Ashleigh es una joven estudiante de Periodismo sureña que un buen día recibe el encargo de hacerle una entrevista a un conocido director de cine para la revista de su universidad. Encandilada por la propuesta, acepta ir a Nueva York con esa misión bajo un brazo y su novio pijo del otro. Este, por su parte, está dispuesto a gastarse con ella todo el dinero que ha ganado al póker siempre y cuando no tenga que acudir a la casa familiar, la cual repudia. La lluvia, junto a un cúmulo de incidencias, se interpondrá entre ellos, obligando a la pareja a pasar el fin de semana viviendo aventuras separadas que incluirán, por el lado de él, el encuentro con una hermana de su ex con la que tontea y, por parte de ella, los intentos de seducción de todos los cuarentones con los que se cruza y que terminan dejándola —solo a ella— en bragas y sujetador.
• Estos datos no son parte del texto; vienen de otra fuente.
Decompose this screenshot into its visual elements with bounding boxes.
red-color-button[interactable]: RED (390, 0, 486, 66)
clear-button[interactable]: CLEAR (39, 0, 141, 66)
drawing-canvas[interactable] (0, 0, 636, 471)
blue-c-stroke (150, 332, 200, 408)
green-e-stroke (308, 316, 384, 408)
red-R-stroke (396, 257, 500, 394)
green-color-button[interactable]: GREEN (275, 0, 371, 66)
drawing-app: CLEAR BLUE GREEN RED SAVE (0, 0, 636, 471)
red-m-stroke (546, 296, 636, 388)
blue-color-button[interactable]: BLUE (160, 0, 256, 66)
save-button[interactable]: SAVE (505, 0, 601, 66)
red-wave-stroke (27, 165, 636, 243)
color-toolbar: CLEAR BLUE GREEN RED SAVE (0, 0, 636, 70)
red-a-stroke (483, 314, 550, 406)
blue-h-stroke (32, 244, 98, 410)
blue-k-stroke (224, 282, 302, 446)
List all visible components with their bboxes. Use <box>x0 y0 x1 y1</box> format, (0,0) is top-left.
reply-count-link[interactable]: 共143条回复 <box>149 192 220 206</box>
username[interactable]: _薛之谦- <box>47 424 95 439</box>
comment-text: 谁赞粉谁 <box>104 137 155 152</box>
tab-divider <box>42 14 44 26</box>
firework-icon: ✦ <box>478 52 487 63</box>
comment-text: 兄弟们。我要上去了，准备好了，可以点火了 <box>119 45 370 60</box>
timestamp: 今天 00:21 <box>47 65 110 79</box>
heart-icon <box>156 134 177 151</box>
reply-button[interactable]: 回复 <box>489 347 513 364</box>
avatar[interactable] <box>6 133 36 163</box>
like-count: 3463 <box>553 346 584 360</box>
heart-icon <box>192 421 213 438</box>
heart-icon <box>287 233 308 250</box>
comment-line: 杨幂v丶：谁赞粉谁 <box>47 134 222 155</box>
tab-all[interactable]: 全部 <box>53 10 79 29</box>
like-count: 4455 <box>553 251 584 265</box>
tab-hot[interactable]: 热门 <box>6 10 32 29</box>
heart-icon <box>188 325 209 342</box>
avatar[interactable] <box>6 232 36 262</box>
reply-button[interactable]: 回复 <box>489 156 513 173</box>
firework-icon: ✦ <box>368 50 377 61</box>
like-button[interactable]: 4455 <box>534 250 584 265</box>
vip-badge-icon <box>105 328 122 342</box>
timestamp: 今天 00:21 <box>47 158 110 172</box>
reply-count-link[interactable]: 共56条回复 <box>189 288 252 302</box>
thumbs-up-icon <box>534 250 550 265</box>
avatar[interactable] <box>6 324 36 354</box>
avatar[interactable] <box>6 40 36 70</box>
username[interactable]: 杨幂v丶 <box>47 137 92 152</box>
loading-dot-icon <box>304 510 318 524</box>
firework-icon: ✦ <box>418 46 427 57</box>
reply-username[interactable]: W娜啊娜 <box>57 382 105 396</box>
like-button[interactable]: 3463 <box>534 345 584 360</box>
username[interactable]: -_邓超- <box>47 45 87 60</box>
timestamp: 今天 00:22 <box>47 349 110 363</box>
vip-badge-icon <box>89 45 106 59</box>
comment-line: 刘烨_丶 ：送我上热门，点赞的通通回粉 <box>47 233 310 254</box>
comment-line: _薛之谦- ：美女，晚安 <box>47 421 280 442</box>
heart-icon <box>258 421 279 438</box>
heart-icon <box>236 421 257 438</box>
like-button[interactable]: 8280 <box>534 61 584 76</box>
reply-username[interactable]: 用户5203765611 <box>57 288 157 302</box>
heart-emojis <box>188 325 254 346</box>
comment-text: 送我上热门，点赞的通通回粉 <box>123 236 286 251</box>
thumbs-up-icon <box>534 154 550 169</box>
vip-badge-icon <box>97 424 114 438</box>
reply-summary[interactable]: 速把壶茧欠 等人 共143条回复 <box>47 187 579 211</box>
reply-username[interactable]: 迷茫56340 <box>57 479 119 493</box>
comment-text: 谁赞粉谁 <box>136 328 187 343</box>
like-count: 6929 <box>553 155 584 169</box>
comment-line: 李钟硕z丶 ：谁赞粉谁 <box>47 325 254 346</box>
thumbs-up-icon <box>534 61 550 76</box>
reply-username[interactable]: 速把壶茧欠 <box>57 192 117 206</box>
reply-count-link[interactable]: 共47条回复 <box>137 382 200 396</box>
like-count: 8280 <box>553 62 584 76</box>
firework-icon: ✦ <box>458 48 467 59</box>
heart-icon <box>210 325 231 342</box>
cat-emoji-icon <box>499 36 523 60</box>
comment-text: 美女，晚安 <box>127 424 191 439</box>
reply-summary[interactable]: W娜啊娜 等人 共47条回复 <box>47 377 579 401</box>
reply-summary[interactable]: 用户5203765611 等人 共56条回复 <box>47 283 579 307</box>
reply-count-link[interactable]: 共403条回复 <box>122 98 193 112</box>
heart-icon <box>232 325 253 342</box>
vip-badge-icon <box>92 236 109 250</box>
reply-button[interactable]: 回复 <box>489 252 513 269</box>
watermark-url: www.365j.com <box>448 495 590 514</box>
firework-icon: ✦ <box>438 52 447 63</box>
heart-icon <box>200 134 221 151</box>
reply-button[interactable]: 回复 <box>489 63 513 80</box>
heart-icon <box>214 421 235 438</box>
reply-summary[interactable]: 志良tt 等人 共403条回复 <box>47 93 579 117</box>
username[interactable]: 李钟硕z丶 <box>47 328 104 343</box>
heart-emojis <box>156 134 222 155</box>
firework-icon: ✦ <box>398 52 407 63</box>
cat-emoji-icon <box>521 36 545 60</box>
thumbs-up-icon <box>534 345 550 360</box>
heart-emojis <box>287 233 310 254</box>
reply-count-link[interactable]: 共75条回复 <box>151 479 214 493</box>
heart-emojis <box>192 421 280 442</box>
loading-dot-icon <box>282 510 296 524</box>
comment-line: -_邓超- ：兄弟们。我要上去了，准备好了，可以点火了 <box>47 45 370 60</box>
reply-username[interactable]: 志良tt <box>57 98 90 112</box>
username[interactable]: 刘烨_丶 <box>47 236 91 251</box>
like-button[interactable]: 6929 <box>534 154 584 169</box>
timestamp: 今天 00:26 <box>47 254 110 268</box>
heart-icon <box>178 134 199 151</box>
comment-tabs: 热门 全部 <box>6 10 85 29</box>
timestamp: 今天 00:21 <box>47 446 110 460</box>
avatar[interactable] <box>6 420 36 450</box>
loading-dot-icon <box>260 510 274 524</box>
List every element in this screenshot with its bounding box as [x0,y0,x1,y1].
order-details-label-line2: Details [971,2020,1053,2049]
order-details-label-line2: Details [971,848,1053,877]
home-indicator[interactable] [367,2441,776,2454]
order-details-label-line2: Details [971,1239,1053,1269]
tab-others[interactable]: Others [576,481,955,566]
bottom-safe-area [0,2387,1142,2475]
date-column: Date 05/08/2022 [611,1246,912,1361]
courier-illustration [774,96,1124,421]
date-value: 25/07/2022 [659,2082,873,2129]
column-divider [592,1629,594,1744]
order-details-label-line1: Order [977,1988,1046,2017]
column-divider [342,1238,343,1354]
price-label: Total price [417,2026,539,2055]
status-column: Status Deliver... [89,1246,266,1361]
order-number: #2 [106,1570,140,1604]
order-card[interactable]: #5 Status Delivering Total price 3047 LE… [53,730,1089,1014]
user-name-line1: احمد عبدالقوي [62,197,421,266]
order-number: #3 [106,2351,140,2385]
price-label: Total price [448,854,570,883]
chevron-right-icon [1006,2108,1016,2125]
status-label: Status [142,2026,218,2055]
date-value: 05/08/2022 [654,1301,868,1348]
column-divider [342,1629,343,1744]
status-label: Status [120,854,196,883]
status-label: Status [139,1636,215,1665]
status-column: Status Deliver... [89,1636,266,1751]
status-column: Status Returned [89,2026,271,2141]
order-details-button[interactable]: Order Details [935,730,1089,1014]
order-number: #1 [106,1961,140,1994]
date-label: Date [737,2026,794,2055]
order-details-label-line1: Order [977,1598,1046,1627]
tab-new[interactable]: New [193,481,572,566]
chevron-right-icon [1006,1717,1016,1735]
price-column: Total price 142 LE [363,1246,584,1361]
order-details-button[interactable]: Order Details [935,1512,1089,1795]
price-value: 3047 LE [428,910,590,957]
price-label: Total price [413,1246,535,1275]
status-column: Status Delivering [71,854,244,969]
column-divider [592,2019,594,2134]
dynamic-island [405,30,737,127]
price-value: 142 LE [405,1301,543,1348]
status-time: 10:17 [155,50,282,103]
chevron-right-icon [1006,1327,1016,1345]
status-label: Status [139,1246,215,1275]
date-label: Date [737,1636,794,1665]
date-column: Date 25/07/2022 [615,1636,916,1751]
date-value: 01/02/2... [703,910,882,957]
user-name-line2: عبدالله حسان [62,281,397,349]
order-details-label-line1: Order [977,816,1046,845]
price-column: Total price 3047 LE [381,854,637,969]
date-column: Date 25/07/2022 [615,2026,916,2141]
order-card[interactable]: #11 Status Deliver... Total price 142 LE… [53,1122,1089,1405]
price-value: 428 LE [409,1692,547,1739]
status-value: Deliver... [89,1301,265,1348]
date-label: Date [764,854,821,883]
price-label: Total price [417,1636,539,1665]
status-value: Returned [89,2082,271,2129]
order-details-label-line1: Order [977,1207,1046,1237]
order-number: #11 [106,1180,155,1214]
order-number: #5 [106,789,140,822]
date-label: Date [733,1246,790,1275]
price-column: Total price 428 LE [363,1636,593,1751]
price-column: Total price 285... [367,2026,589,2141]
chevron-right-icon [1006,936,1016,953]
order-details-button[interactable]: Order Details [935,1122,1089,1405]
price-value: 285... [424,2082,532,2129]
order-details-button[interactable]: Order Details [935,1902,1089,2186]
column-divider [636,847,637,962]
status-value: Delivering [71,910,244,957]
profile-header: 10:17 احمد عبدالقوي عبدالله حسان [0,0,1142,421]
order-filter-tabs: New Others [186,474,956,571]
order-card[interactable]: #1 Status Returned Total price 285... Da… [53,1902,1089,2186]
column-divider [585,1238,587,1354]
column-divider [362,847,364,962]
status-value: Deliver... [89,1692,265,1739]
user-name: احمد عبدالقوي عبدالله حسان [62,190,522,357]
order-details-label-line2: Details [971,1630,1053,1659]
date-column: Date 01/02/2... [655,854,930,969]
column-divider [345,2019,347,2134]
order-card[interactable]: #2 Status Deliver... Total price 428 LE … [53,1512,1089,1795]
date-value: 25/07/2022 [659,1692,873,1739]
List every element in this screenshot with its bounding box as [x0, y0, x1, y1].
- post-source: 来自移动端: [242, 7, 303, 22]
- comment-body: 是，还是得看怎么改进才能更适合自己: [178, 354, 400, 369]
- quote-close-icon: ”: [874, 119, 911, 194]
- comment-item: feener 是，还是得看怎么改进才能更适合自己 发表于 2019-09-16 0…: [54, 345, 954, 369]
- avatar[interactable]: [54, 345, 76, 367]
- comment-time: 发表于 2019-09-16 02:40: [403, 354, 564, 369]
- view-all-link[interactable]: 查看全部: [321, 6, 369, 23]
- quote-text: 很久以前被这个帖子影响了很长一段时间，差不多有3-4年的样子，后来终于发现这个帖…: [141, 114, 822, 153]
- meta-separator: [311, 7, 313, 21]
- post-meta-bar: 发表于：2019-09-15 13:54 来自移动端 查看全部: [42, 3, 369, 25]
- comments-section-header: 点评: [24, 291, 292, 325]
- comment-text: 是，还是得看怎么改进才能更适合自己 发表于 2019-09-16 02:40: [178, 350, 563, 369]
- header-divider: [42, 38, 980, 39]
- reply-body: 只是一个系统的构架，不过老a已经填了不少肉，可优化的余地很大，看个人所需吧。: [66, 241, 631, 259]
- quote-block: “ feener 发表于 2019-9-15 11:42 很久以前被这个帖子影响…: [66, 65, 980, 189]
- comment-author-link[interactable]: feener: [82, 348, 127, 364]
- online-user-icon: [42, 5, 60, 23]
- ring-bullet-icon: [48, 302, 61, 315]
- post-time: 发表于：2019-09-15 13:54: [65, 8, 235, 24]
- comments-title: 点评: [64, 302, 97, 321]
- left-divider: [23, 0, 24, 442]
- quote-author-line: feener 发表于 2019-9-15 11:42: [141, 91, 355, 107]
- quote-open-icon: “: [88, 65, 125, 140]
La última película de Woody Allen llega a los cines acompañada de una de esas campañas de promoción en absoluto deseadas pero probablemente bien recibidas por la taquilla. Se trata de la primera de las cuatro que tenía firmadas con los estudios de la omnipotente Amazon y la primera en haber sido «secuestrada» por la productora y vendida —según dicen, a bajo coste— a algunos distribuidores europeos. Tanto es así, que no se ha estrenado en Estados Unidos. El motivo es reputacional: ante el resurgir de las demandas contra Allen por abusos sexuales en el seno de su propia familia —tema archivado sin más ruido por la propia justicia hace años—, la productora decidió, parece ser, romper el contrato, lo que le ha valido una demanda millonaria por parte del director.
Escándalos aparte, la película presenta todos los elementos ya característicos del octogenario neoyorquino en sus últimas incursiones en la gran pantalla: una realización descuidada —a la que no ayuda en absoluto la estrafalaria contribución del director de fotografía—; un plantel de actores y actrices cuya química es inversamente proporcional a su juventud; y un guion que entre esnobismo y filosofía vacua consigue arrojar algunos instantes de genialidad.
Se trata, en suma, de todo un anacronismo intelectual y geográfico. Allen se esfuerza por retratar un Nueva York que ya no existe —y que, de hecho, quizá no haya existido nunca— a través de la mirada de unos jóvenes por completo fuera de su tiempo. La construcción de los personajes es confusa —especialmente ella—, y las situaciones que viven rozan lo absurdo en un evidente esfuerzo por acoplar algo que pueda sonar a chiste en mitad de una trama con muy poco fundamento.
Con todo, se trata de una obra construida con trazo elegante que deja en su metraje algunos destellos de brillo, como el potente monólogo final de la madre del pijo.